To enable Windows authentication, select Enable Windows authentication.
To authenticate to Active Directory or a Windows domain server, enter a specific domain name in this field and ensure your Serv-U computer is a member of that domain. If the system is a member of a Windows domain, the domain name can be entered in this field to have user logins authorized by the domain server. After changing this field, click Save to apply the changes.
By default, Serv-U uses the Windows account's home directory when a client logs in using a Windows user account. Enabling this option causes Serv-U to use the home directory specified in the Windows user group instead. If no home directory is specified at the group level, then the Windows user account's home directory is still used.
Windows user accounts are not visible, and they cannot be configured on an individual basis in Serv-U. To aid in configuring the many advanced options of a local user account, all Windows user accounts are a member of a special Windows user group. Click Configure Windows User Group to configure this group just like a normal group.
All settings configured in this group are inherited by Windows user accounts. This feature can be used to add IP access rules, specify bandwidth limitations, or add additional directory access rules.
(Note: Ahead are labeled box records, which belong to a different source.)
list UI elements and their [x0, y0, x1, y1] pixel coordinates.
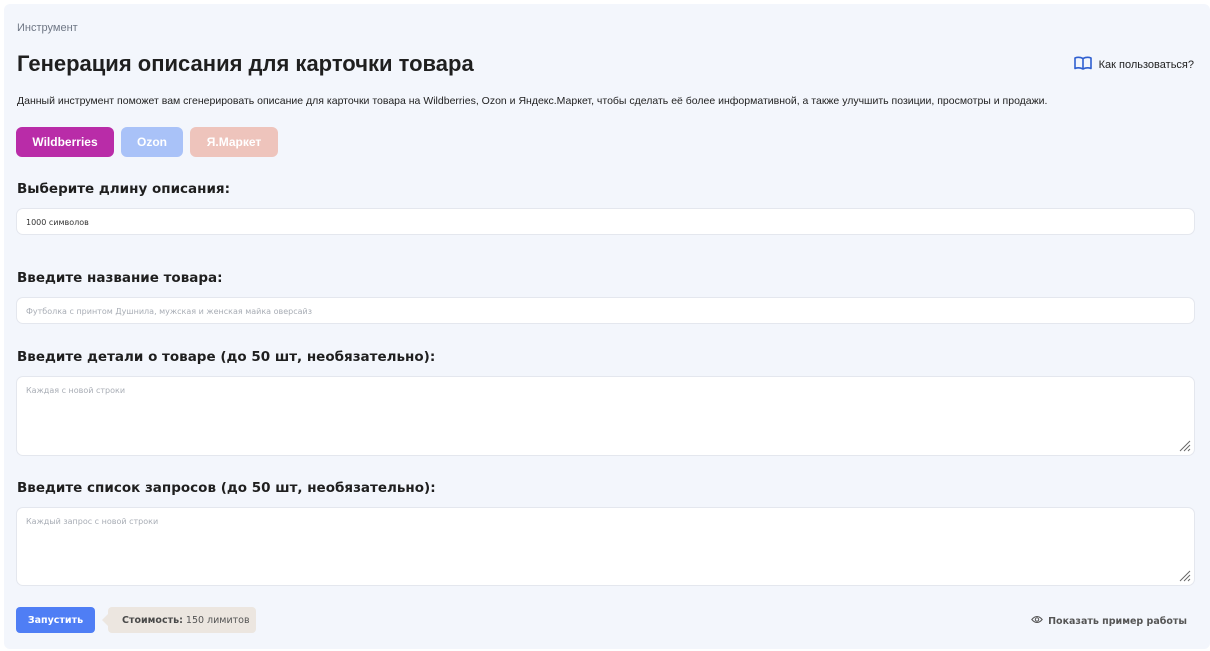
cost-value: 150 лимитов — [185, 614, 250, 626]
breadcrumb[interactable]: Инструмент — [17, 22, 78, 34]
marketplace-selector: Wildberries Ozon Я.Маркет — [16, 127, 278, 157]
product-name-placeholder: Футболка с принтом Душнила, мужская и же… — [26, 307, 312, 316]
tool-card: Инструмент Генерация описания для карточ… — [4, 4, 1210, 649]
details-label: Введите детали о товаре (до 50 шт, необя… — [17, 349, 436, 365]
queries-label: Введите список запросов (до 50 шт, необя… — [17, 480, 436, 496]
details-textarea[interactable]: Каждая с новой строки — [16, 376, 1195, 456]
show-example-label: Показать пример работы — [1048, 615, 1187, 627]
run-button[interactable]: Запустить — [16, 607, 95, 633]
cost-label: Стоимость: — [122, 614, 183, 626]
length-label: Выберите длину описания: — [17, 181, 230, 197]
eye-icon — [1031, 615, 1043, 627]
show-example-link[interactable]: Показать пример работы — [1031, 615, 1187, 627]
queries-placeholder: Каждый запрос с новой строки — [26, 517, 159, 526]
help-link[interactable]: Как пользоваться? — [1073, 56, 1194, 73]
page-title: Генерация описания для карточки товара — [17, 51, 474, 76]
resize-handle-icon[interactable] — [1179, 570, 1191, 582]
cost-badge: Стоимость: 150 лимитов — [102, 607, 256, 633]
details-placeholder: Каждая с новой строки — [26, 386, 126, 395]
resize-handle-icon[interactable] — [1179, 440, 1191, 452]
book-icon — [1073, 56, 1092, 73]
length-select[interactable]: 1000 символов — [16, 208, 1195, 235]
product-name-label: Введите название товара: — [17, 270, 223, 286]
marketplace-wildberries-button[interactable]: Wildberries — [16, 127, 114, 157]
tool-description: Данный инструмент поможет вам сгенериров… — [17, 95, 1048, 107]
marketplace-yandex-market-button[interactable]: Я.Маркет — [190, 127, 278, 157]
help-link-label: Как пользоваться? — [1098, 58, 1194, 71]
product-name-input[interactable]: Футболка с принтом Душнила, мужская и же… — [16, 297, 1195, 324]
marketplace-ozon-button[interactable]: Ozon — [121, 127, 183, 157]
queries-textarea[interactable]: Каждый запрос с новой строки — [16, 507, 1195, 586]
length-select-value: 1000 символов — [26, 218, 89, 227]
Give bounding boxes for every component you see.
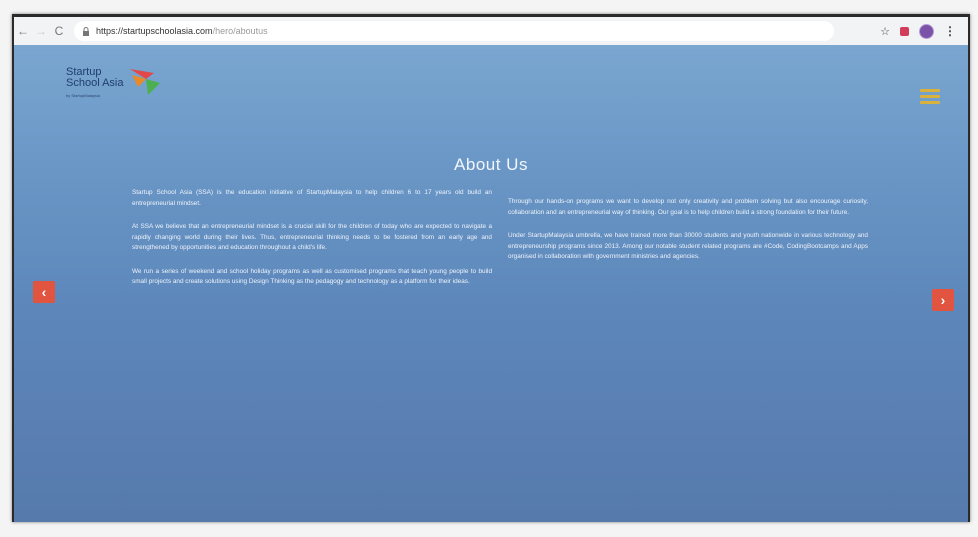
chevron-right-icon: › bbox=[940, 292, 946, 308]
about-paragraph: We run a series of weekend and school ho… bbox=[132, 267, 492, 286]
browser-actions: ☆ ⋮ bbox=[880, 23, 968, 39]
about-paragraph: Startup School Asia (SSA) is the educati… bbox=[132, 189, 492, 207]
back-arrow-icon[interactable]: ← bbox=[14, 24, 32, 38]
url-path: /hero/aboutus bbox=[212, 26, 268, 36]
site-logo[interactable]: Startup School Asia by StartupMalaysia bbox=[66, 63, 176, 109]
address-bar[interactable]: https://startupschoolasia.com/hero/about… bbox=[74, 21, 834, 41]
bookmark-star-icon[interactable]: ☆ bbox=[880, 25, 890, 38]
profile-avatar[interactable] bbox=[919, 23, 934, 39]
about-paragraph: At SSA we believe that an entrepreneuria… bbox=[132, 223, 492, 251]
browser-menu-icon[interactable]: ⋮ bbox=[944, 24, 956, 38]
logo-tagline: by StartupMalaysia bbox=[66, 93, 101, 98]
about-right-column: Through our hands-on programs we want to… bbox=[508, 197, 868, 276]
about-paragraph: Under StartupMalaysia umbrella, we have … bbox=[508, 232, 868, 260]
extension-icon[interactable] bbox=[900, 26, 909, 36]
logo-line2: School Asia bbox=[66, 77, 124, 89]
page-title: About Us bbox=[454, 155, 528, 174]
logo-mark-icon bbox=[130, 69, 160, 95]
chevron-left-icon: ‹ bbox=[41, 284, 47, 300]
reload-icon[interactable]: C bbox=[50, 24, 68, 38]
forward-arrow-icon[interactable]: → bbox=[32, 24, 50, 38]
browser-toolbar: ← → C https://startupschoolasia.com/hero… bbox=[14, 17, 968, 45]
url-domain: https://startupschoolasia.com bbox=[96, 26, 213, 36]
lock-icon bbox=[82, 27, 90, 36]
carousel-next-button[interactable]: › bbox=[932, 289, 954, 311]
hamburger-menu-icon[interactable] bbox=[920, 89, 940, 105]
about-left-column: Startup School Asia (SSA) is the educati… bbox=[132, 188, 492, 301]
carousel-prev-button[interactable]: ‹ bbox=[33, 281, 55, 303]
about-paragraph: Through our hands-on programs we want to… bbox=[508, 198, 868, 216]
web-page: Startup School Asia by StartupMalaysia A… bbox=[14, 45, 968, 522]
logo-text: Startup School Asia bbox=[66, 67, 123, 89]
url-text: https://startupschoolasia.com/hero/about… bbox=[96, 26, 268, 36]
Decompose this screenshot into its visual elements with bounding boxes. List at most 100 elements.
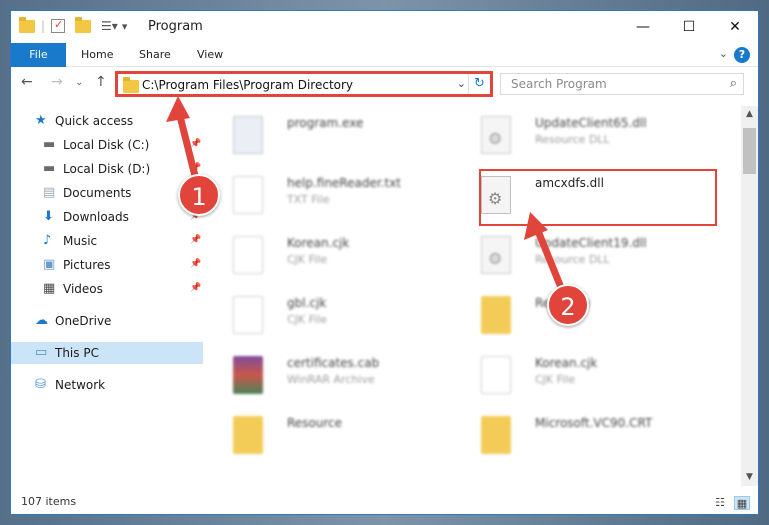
file-item[interactable]: Korean.cjk CJK File bbox=[459, 350, 699, 402]
file-item[interactable]: UpdateClient19.dll Resource DLL bbox=[459, 230, 699, 282]
file-name: Korean.cjk bbox=[287, 236, 350, 250]
file-item[interactable]: certificates.cab WinRAR Archive bbox=[211, 350, 451, 402]
address-bar[interactable]: C:\Program Files\Program Directory ⌄ ↻ bbox=[115, 71, 493, 97]
file-item[interactable]: Resource bbox=[211, 410, 451, 462]
ribbon-expand-icon[interactable]: ⌄ bbox=[719, 47, 728, 60]
window-title: Program bbox=[148, 19, 203, 34]
pin-icon[interactable]: 📌 bbox=[190, 259, 201, 269]
file-explorer-window: | ✓ ☰▾ ▾ Program — ☐ ✕ File Home Share V… bbox=[10, 10, 759, 515]
sidebar-item-label: Network bbox=[55, 378, 106, 392]
computer-icon: ▭ bbox=[35, 345, 48, 360]
scroll-up-icon[interactable]: ▲ bbox=[741, 106, 758, 123]
file-item[interactable]: UpdateClient65.dll Resource DLL bbox=[459, 110, 699, 162]
customize-toolbar-icon[interactable]: ▾ bbox=[122, 20, 128, 33]
maximize-button[interactable]: ☐ bbox=[666, 11, 712, 43]
scroll-thumb[interactable] bbox=[743, 128, 756, 174]
sidebar-item-network[interactable]: ⛁ Network bbox=[11, 374, 203, 396]
sidebar-item-music[interactable]: ♪ Music 📌 bbox=[11, 230, 203, 252]
file-list: program.exe UpdateClient65.dll Resource DL… bbox=[211, 106, 741, 486]
address-path[interactable]: C:\Program Files\Program Directory bbox=[142, 78, 353, 92]
sidebar-item-local-disk-c[interactable]: ▬ Local Disk (C:) 📌 bbox=[11, 134, 203, 156]
pin-icon[interactable]: 📌 bbox=[190, 283, 201, 293]
view-options-icon[interactable]: ☰▾ bbox=[101, 19, 118, 33]
star-icon: ★ bbox=[35, 113, 47, 128]
text-file-icon bbox=[481, 356, 511, 394]
tab-view[interactable]: View bbox=[187, 43, 233, 67]
tab-file[interactable]: File bbox=[11, 43, 66, 67]
download-icon: ⬇ bbox=[43, 209, 54, 224]
close-button[interactable]: ✕ bbox=[712, 11, 758, 43]
sidebar-item-label: OneDrive bbox=[55, 314, 112, 328]
recent-locations-icon[interactable]: ⌄ bbox=[75, 77, 83, 88]
address-dropdown-icon[interactable]: ⌄ bbox=[457, 77, 466, 90]
sidebar-item-local-disk-d[interactable]: ▬ Local Disk (D:) 📌 bbox=[11, 158, 203, 180]
file-type: Resource DLL bbox=[535, 253, 610, 266]
navigation-pane: ★ Quick access ▬ Local Disk (C:) 📌 ▬ Local Dis… bbox=[11, 106, 203, 486]
properties-icon[interactable]: ✓ bbox=[51, 18, 66, 33]
sidebar-item-documents[interactable]: ▤Documents📌 bbox=[11, 182, 203, 204]
network-icon: ⛁ bbox=[35, 377, 46, 392]
music-icon: ♪ bbox=[43, 233, 52, 248]
title-bar: | ✓ ☰▾ ▾ Program — ☐ ✕ bbox=[11, 11, 758, 43]
step-2-badge: 2 bbox=[547, 284, 589, 326]
scroll-down-icon[interactable]: ▼ bbox=[741, 469, 758, 486]
help-button[interactable]: ? bbox=[734, 47, 750, 63]
videos-icon: ▦ bbox=[43, 281, 56, 296]
search-icon: ⌕ bbox=[729, 76, 737, 91]
sidebar-item-pictures[interactable]: ▣ Pictures 📌 bbox=[11, 254, 203, 276]
toolbar-divider: | bbox=[41, 19, 46, 33]
sidebar-item-onedrive[interactable]: ☁ OneDrive bbox=[11, 310, 203, 332]
sidebar-item-videos[interactable]: ▦ Videos 📌 bbox=[11, 278, 203, 300]
quick-access-toolbar: | ✓ ☰▾ ▾ bbox=[19, 16, 128, 35]
folder-icon bbox=[481, 296, 511, 334]
file-type: WinRAR Archive bbox=[287, 373, 375, 386]
folder-icon bbox=[481, 416, 511, 454]
file-name: help.fineReader.txt bbox=[287, 176, 401, 190]
vertical-scrollbar[interactable]: ▲ ▼ bbox=[741, 106, 758, 486]
folder-icon[interactable] bbox=[19, 16, 35, 33]
file-type: Resource DLL bbox=[535, 133, 610, 146]
forward-arrow-icon[interactable]: → bbox=[51, 74, 63, 90]
sidebar-item-this-pc[interactable]: ▭ This PC bbox=[11, 342, 203, 364]
file-item[interactable]: help.fineReader.txt TXT File bbox=[211, 170, 451, 222]
pin-icon[interactable]: 📌 bbox=[190, 235, 201, 245]
text-file-icon bbox=[233, 236, 263, 274]
large-icons-view-icon[interactable]: ▦ bbox=[734, 496, 750, 510]
sidebar-item-downloads[interactable]: ⬇ Downloads 📌 bbox=[11, 206, 203, 228]
file-name: UpdateClient65.dll bbox=[535, 116, 647, 130]
sidebar-item-label: Music bbox=[63, 234, 98, 248]
file-name: certificates.cab bbox=[287, 356, 380, 370]
file-item-highlighted[interactable]: amcxdfs.dll bbox=[459, 170, 699, 222]
details-view-icon[interactable]: ☷ bbox=[712, 496, 728, 510]
documents-icon: ▤ bbox=[43, 185, 56, 200]
new-folder-icon[interactable] bbox=[75, 16, 92, 33]
pin-icon[interactable]: 📌 bbox=[190, 139, 201, 149]
search-placeholder: Search Program bbox=[511, 77, 607, 91]
file-name: Korean.cjk bbox=[535, 356, 598, 370]
pictures-icon: ▣ bbox=[43, 257, 56, 272]
file-item[interactable]: Korean.cjk CJK File bbox=[211, 230, 451, 282]
dll-file-icon bbox=[481, 176, 511, 214]
text-file-icon bbox=[233, 176, 263, 214]
file-item[interactable]: program.exe bbox=[211, 110, 451, 162]
pin-icon[interactable]: 📌 bbox=[190, 163, 201, 173]
minimize-button[interactable]: — bbox=[620, 11, 666, 43]
drive-icon: ▬ bbox=[43, 161, 56, 176]
refresh-icon[interactable]: ↻ bbox=[468, 74, 490, 94]
sidebar-item-quick-access[interactable]: ★ Quick access bbox=[11, 110, 203, 132]
sidebar-item-label: This PC bbox=[55, 346, 99, 360]
file-item[interactable]: gbl.cjk CJK File bbox=[211, 290, 451, 342]
search-input[interactable]: Search Program ⌕ bbox=[500, 73, 744, 95]
back-arrow-icon[interactable]: ← bbox=[21, 74, 33, 90]
tab-share[interactable]: Share bbox=[129, 43, 181, 67]
executable-icon bbox=[233, 116, 263, 154]
file-name: UpdateClient19.dll bbox=[535, 236, 647, 250]
tab-home[interactable]: Home bbox=[71, 43, 123, 67]
file-item[interactable]: Microsoft.VC90.CRT bbox=[459, 410, 699, 462]
navigation-bar: ← → ⌄ ↑ C:\Program Files\Program Directo… bbox=[11, 68, 758, 100]
file-name: Resource bbox=[287, 416, 343, 430]
up-arrow-icon[interactable]: ↑ bbox=[95, 74, 107, 90]
item-count: 107 items bbox=[21, 495, 77, 508]
address-folder-icon bbox=[123, 77, 139, 93]
file-name: gbl.cjk bbox=[287, 296, 327, 310]
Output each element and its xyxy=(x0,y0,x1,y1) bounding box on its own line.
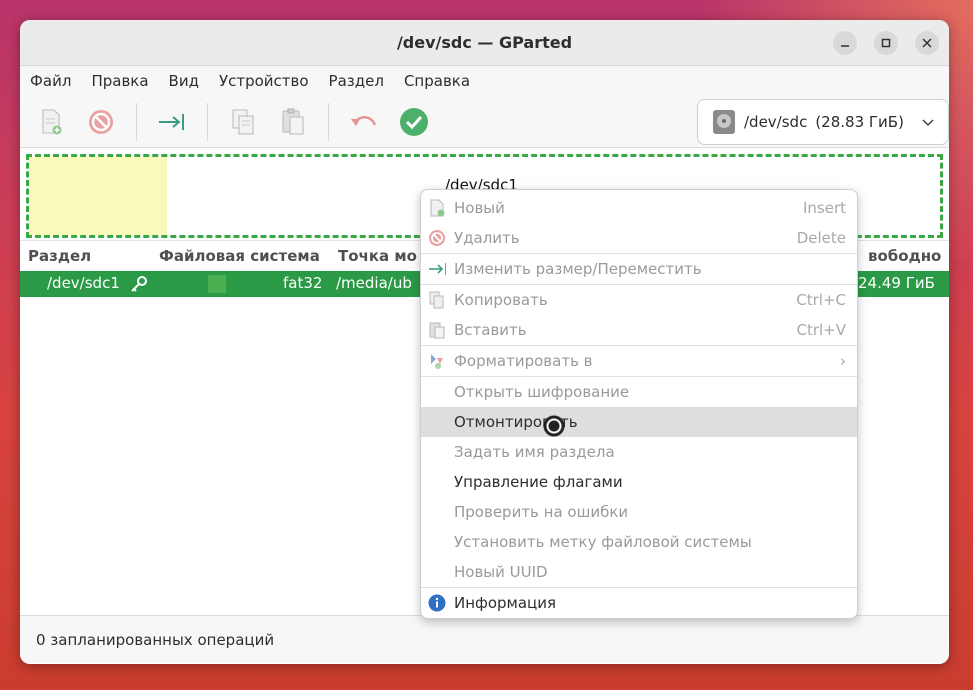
new-icon xyxy=(428,199,446,217)
menubar: Файл Правка Вид Устройство Раздел Справк… xyxy=(20,66,949,96)
menu-item-set-partition-name[interactable]: Задать имя раздела xyxy=(421,437,857,467)
apply-button[interactable] xyxy=(399,107,429,137)
copy-icon xyxy=(232,109,254,134)
toolbar-separator xyxy=(136,102,137,141)
column-filesystem[interactable]: Файловая система xyxy=(159,247,320,265)
close-icon xyxy=(922,38,932,48)
menu-edit[interactable]: Правка xyxy=(91,72,148,90)
menu-item-paste[interactable]: Вставить Ctrl+V xyxy=(421,315,857,345)
used-space-bar xyxy=(29,157,167,235)
key-icon xyxy=(131,276,147,292)
menu-item-new[interactable]: Новый Insert xyxy=(421,193,857,223)
menu-view[interactable]: Вид xyxy=(169,72,199,90)
filesystem-color-swatch xyxy=(208,275,226,293)
toolbar-separator xyxy=(328,102,329,141)
resize-icon xyxy=(428,260,446,278)
chevron-right-icon: › xyxy=(840,352,846,370)
column-partition[interactable]: Раздел xyxy=(28,247,91,265)
menu-device[interactable]: Устройство xyxy=(219,72,309,90)
resize-move-button[interactable] xyxy=(157,107,187,137)
toolbar-separator xyxy=(207,102,208,141)
menu-item-unmount[interactable]: Отмонтировать xyxy=(421,407,857,437)
toolbar: /dev/sdc (28.83 ГиБ) xyxy=(20,96,949,148)
menu-file[interactable]: Файл xyxy=(30,72,71,90)
menu-item-resize-move[interactable]: Изменить размер/Переместить xyxy=(421,254,857,284)
menu-item-format[interactable]: Форматировать в › xyxy=(421,346,857,376)
undo-icon xyxy=(351,115,377,126)
minimize-icon xyxy=(841,45,849,47)
menu-item-copy[interactable]: Копировать Ctrl+C xyxy=(421,285,857,315)
menu-help[interactable]: Справка xyxy=(404,72,470,90)
window-title: /dev/sdc — GParted xyxy=(396,33,573,52)
minimize-button[interactable] xyxy=(833,31,857,55)
menu-item-delete[interactable]: Удалить Delete xyxy=(421,223,857,253)
copy-icon xyxy=(428,291,446,309)
row-filesystem: fat32 xyxy=(283,274,323,292)
menu-item-new-uuid[interactable]: Новый UUID xyxy=(421,557,857,587)
menu-item-open-encryption[interactable]: Открыть шифрование xyxy=(421,377,857,407)
maximize-icon xyxy=(881,38,891,48)
new-partition-button[interactable] xyxy=(36,107,66,137)
menu-item-manage-flags[interactable]: Управление флагами xyxy=(421,467,857,497)
menu-item-check[interactable]: Проверить на ошибки xyxy=(421,497,857,527)
paste-button[interactable] xyxy=(278,107,308,137)
undo-button[interactable] xyxy=(349,107,379,137)
device-name: /dev/sdc xyxy=(744,113,808,131)
row-mountpoint: /media/ub xyxy=(336,274,412,292)
new-partition-icon xyxy=(42,109,62,134)
status-bar: 0 запланированных операций xyxy=(20,615,949,663)
column-free[interactable]: вободно xyxy=(868,247,941,265)
maximize-button[interactable] xyxy=(874,31,898,55)
mouse-cursor xyxy=(543,415,565,437)
paste-icon xyxy=(282,108,304,134)
format-icon xyxy=(428,352,446,370)
context-menu: Новый Insert Удалить Delete Изменить раз… xyxy=(420,189,858,619)
column-mountpoint[interactable]: Точка мо xyxy=(338,247,417,265)
titlebar: /dev/sdc — GParted xyxy=(20,20,949,66)
pending-operations-label: 0 запланированных операций xyxy=(36,630,275,649)
info-icon xyxy=(428,594,446,612)
row-partition: /dev/sdc1 xyxy=(47,274,120,292)
device-selector[interactable]: /dev/sdc (28.83 ГиБ) xyxy=(697,99,949,145)
apply-icon xyxy=(400,107,428,136)
hard-disk-icon xyxy=(713,110,735,134)
menu-partition[interactable]: Раздел xyxy=(329,72,384,90)
menu-item-information[interactable]: Информация xyxy=(421,588,857,618)
row-free: 24.49 ГиБ xyxy=(858,274,935,292)
chevron-down-icon xyxy=(922,119,934,127)
delete-partition-button[interactable] xyxy=(86,107,116,137)
copy-button[interactable] xyxy=(228,107,258,137)
delete-icon xyxy=(428,229,446,247)
paste-icon xyxy=(428,321,446,339)
menu-item-set-label[interactable]: Установить метку файловой системы xyxy=(421,527,857,557)
close-button[interactable] xyxy=(915,31,939,55)
delete-icon xyxy=(89,109,113,134)
device-size: (28.83 ГиБ) xyxy=(815,113,904,131)
resize-move-icon xyxy=(159,113,184,130)
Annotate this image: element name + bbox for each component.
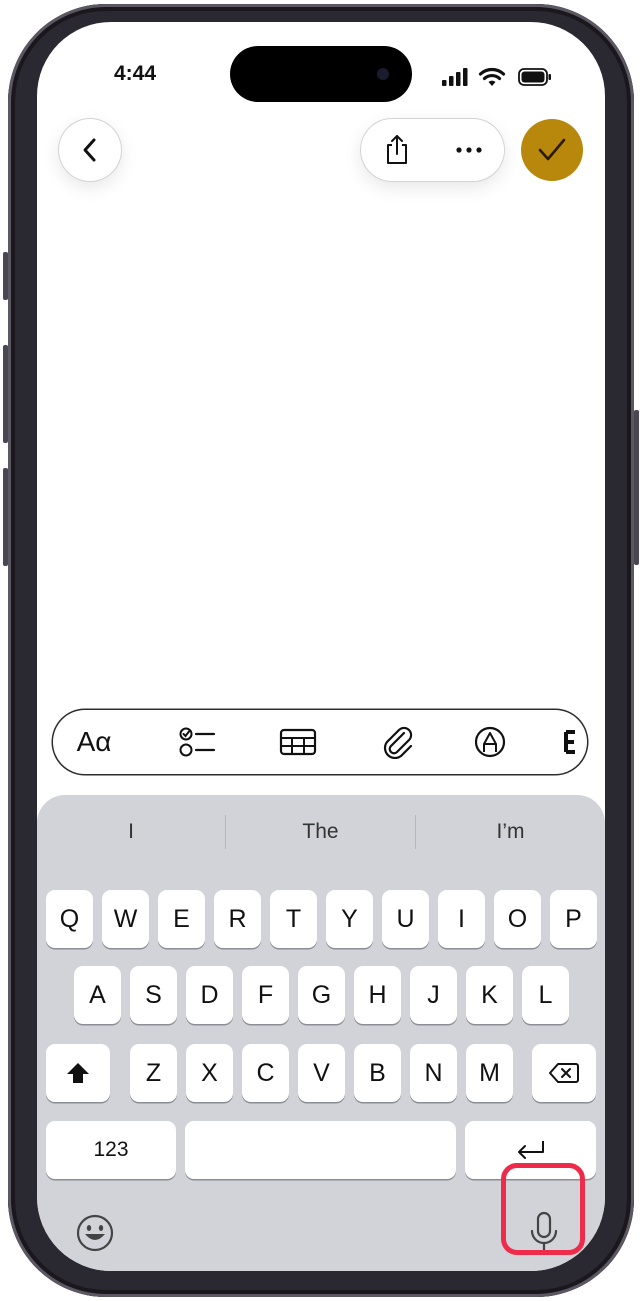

For more information, see User groups.
By default, Windows and Active Directory user accounts do not require any directory access rules to be configured because Serv-U automatically applies their NTFS permissions to their login sessions. This way, administrators do not need to configure specific permissions beyond those already defined on the network, saving time and documentation.
In some cases Windows may cache directory access rules for a short period of time. If an important NTFS permissions change is made that requires immediate application, restarting the Serv-U service can force Windows to provide the updated permissions to the Serv-U File Server.